Further, it is more preferable to set the ratio of the longitudinal interval dimension to the major axis of the concave portion X to 75% or more and 450% or less, because the adhesion strength can be improved by 20% or more as compared with the case where the roughening treatment is not performed.

Further, as is clear from the results of other experiments, regarding the relationship between the width-direction interval dimension and the adhesive strength, if it is assumed that the width-direction interval dimension is larger than zero, the width-direction interval dimension does not affect the adhesive strength.

In addition, although the CFRP material S having the carbon fiber in one direction is used at this time, even when the CFRP material S in which the carbon fibers are woven in a plain or twill pattern in the vertical direction is used, the adhesion strength can be improved as long as the conditions at this time are satisfied.

The same applies to FRP materials using fiber materials other than carbon, for example, glass fibers, ceramic fibers, aramid fibers, aluminum fibers, cellulose nanofibers, and the like.

It is also understood that even if the directions of the major and minor diameters of the concave portions X are reversed, the relationship between the ratio of the vertical distance dimension to the "minor diameter" of the concave portions X and the adhesion strength is the same as the above relationship.

The embodiments disclosed herein are illustrative in all respects and should not be considered restrictive.
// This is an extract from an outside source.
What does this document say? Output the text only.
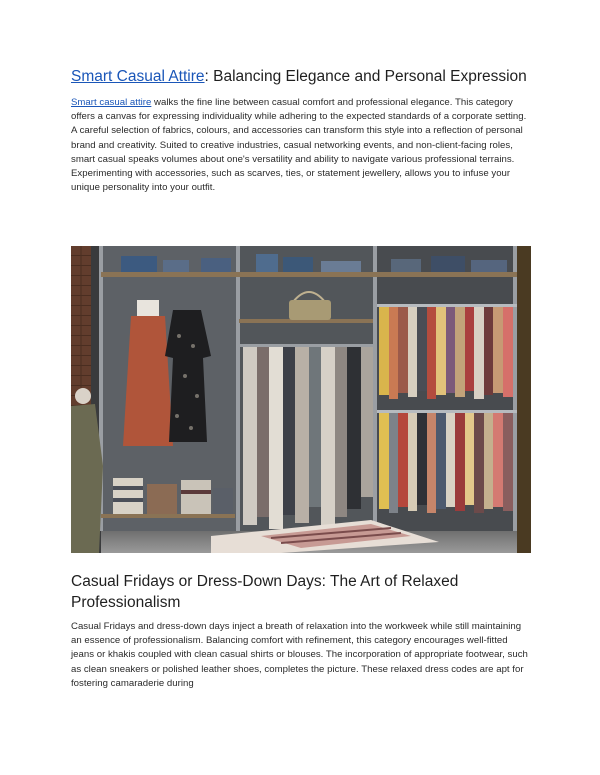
Smart Casual Attire: Balancing Elegance and Personal Expression

Smart casual attire walks the fine line between casual comfort and professional elegance. This category offers a canvas for expressing individuality while adhering to the expected standards of a corporate setting. A careful selection of fabrics, colours, and accessories can transform this style into a reflection of personal brand and creativity. Suited to creative industries, casual networking events, and non-client-facing roles, smart casual speaks volumes about one's versatility and ability to navigate various professional terrains. Experimenting with accessories, such as scarves, ties, or statement jewellery, allows you to infuse your unique personality into your outfit.

Casual Fridays or Dress-Down Days: The Art of Relaxed Professionalism

Casual Fridays and dress-down days inject a breath of relaxation into the workweek while still maintaining an essence of professionalism. Balancing comfort with refinement, this category encourages well-fitted jeans or khakis coupled with clean casual shirts or blouses. The incorporation of appropriate footwear, such as clean sneakers or polished leather shoes, completes the picture. These relaxed dress codes are apt for fostering camaraderie during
The scope of the present invention is defined not by the above description but by the claims, and is intended to include all modifications within the meaning and scope equivalent to the claims.

Description of the symbols

10 … laser irradiation device, 12 … laser light source, 14 … light-gathering piece

100 … front half, 102 … middle part, 104 … back half

L … laser beam, F … focal position, S … (roughened) part, T … (of part S) surface, X … recess, B … background current, Y … adhesive, K … inclined portion.